Heparin degrading enzyme comprising immobilized histidine oligopeptides as shown in FIG. Activity of heparin degrading enzymes (including histidine oligopeptides before immobilization) Compared to the activity of)) showed about 60-80% activity. In the above experimental results, the method of immobilizing the chelating support using histidine oligopeptides has advantages in many ways over the method of immobilizing on a support such as CNBr-active Sepharose 4B (Table 1).

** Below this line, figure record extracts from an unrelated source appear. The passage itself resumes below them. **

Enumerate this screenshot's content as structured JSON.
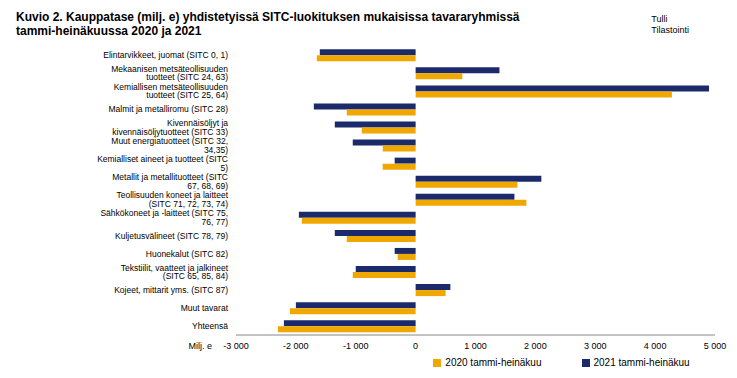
{
  "chart_data": {
    "type": "bar",
    "orientation": "horizontal",
    "title": "Kuvio 2. Kauppatase (milj. e) yhdistetyissä SITC-luokituksen mukaisissa tavararyhmissä tammi-heinäkuussa 2020 ja 2021",
    "annotations": [
      "Tulli",
      "Tilastointi"
    ],
    "x_label": "Milj. e",
    "categories": [
      "Elintarvikkeet, juomat (SITC 0, 1)",
      "Mekaanisen metsäteollisuuden tuotteet (SITC 24, 63)",
      "Kemiallisen metsäteollisuuden tuotteet (SITC 25, 64)",
      "Malmit ja metalliromu (SITC 28)",
      "Kivennäisöljyt ja kivennäisöljytuotteet (SITC 33)",
      "Muut energiatuotteet (SITC 32, 34,35)",
      "Kemialliset aineet ja tuotteet (SITC 5)",
      "Metallit ja metallituotteet (SITC 67, 68, 69)",
      "Teollisuuden koneet ja laitteet (SITC 71, 72, 73, 74)",
      "Sähkökoneet ja -laitteet (SITC 75, 76, 77)",
      "Kuljetusvälineet (SITC 78, 79)",
      "Huonekalut (SITC 82)",
      "Tekstiilit, vaatteet ja jalkineet (SITC 65, 85, 84)",
      "Kojeet, mittarit yms. (SITC 87)",
      "Muut tavarat",
      "Yhteensä"
    ],
    "series": [
      {
        "name": "2021 tammi-heinäkuu",
        "color": "#1b2a6b",
        "values": [
          -1600,
          1400,
          4900,
          -1700,
          -1350,
          -1050,
          -350,
          2100,
          1650,
          -1950,
          -1350,
          -350,
          -1000,
          580,
          -2000,
          -2200
        ]
      },
      {
        "name": "2020 tammi-heinäkuu",
        "color": "#f0a800",
        "values": [
          -1650,
          780,
          4280,
          -1150,
          -900,
          -550,
          -550,
          1700,
          1850,
          -1900,
          -1150,
          -300,
          -1050,
          500,
          -2100,
          -2300
        ]
      }
    ],
    "xlim": [
      -3000,
      5000
    ],
    "xticks": [
      {
        "value": -3000,
        "label": "-3 000"
      },
      {
        "value": -2000,
        "label": "-2 000"
      },
      {
        "value": -1000,
        "label": "-1 000"
      },
      0,
      {
        "value": 1000,
        "label": "1 000"
      },
      {
        "value": 2000,
        "label": "2 000"
      },
      {
        "value": 3000,
        "label": "3 000"
      },
      {
        "value": 4000,
        "label": "4 000"
      },
      {
        "value": 5000,
        "label": "5 000"
      }
    ],
    "grid": false,
    "legend": "bottom"
  }
}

In order to prepare a low molecular weight heparin with the above-mentioned advantages, the heparin degrading enzyme 5000U containing histidine oligopeptide was immobilized in the above manner with a chelating support, and heparin degrading enzyme buffer (50 mM sodium phosphate, 10 mM) was prepared. NaCl, pH6.5) was added to 100 g of heparin dissolved at 50 mg / m1 and reacted for 3 hours while stirring at room temperature. Then, heparin degrading enzyme including histidine oligopeptide bound to the chelating support was precipitated by centrifugation, and the supernatant was precipitated with ethanol to prepare low molecular weight heparin. In this case, the average molecular weight of the prepared low molecular weight heparin was 5600 when the average molecular weight was measured using GPC-HPLC as a reference standard of NIBSC. The anti-FXa activity of the prepared low molecular weight heparin was 69 IU / mg.

TABLE 1

Comparison between immobilization of recombinant heparin degrading enzyme to CNBr-active sepharose and immobilization of recombinant heparin degrading enzyme containing histidine oligopeptide to chelating support

[Effects of the Invention]

The heparin degrading enzyme of the present invention is a heparin degrading enzyme including a histidine oligopeptide, and the immobilization time is short (10-30 minutes), which is much shorter than the conventional immobilization time of about 2,000 minutes. In addition, heparin degrading enzyme immobilization of heparin degrading enzyme, or lysine residues near the active site, heparin must be added in large amounts to protect the active site with heparin, but in the present invention, heparin degrading enzyme has histidine oligopeptide There is no need to add heparin. The activity of immobilized heparin degrading enzymes, including histidine oligopeptides, is also relatively high. In addition, the immobilized heparin degrading enzyme including the histidine oligopeptide of the present invention can be easily separated from the substrate and can be stored and reused for a long time by stabilizing the heparin degrading enzyme including the histidine oligopeptide.

[Sequence list]

Claims (6)

Histidine oligopeptides prepared using E. coli transformed with an expression vector comprising a structural gene of heparin degrading enzyme (nucleotides 173 to 1327 of SEQ ID NO: 1) comprising a nucleotide encoding a histidine oligopeptide at the 5 'end. A method of producing low molecular weight heparin by reacting a heparin degrading enzyme containing heparin. The method of claim 1, wherein the E. coli is BL21 (DE3) (KFCC-10903) transformed with the pE16b-hepa2 vector. The method of claim 1, wherein the heparin degrading enzyme comprising a histidine oligopeptide immobilized on a chelating support is reacted with heparin. The method of claim 1, wherein the heparin degrading enzyme including histidine oligopeptide is reacted with heparin and then immobilized on a chelating support to prepare a low molecular weight heparin. The method of claim 3 or 4 wherein the low molecular weight heparin is prepared under conditions wherein the pH is between 5.0 and 8.0 and the temperature is between 20 ° C. and 28 ° C. 6. The method for producing low molecular weight heparin according to claim 3 or 4, wherein the heparin degrading enzyme including histidine oligopeptide is immobilized on the chelating support using zinc, copper or nickel ions.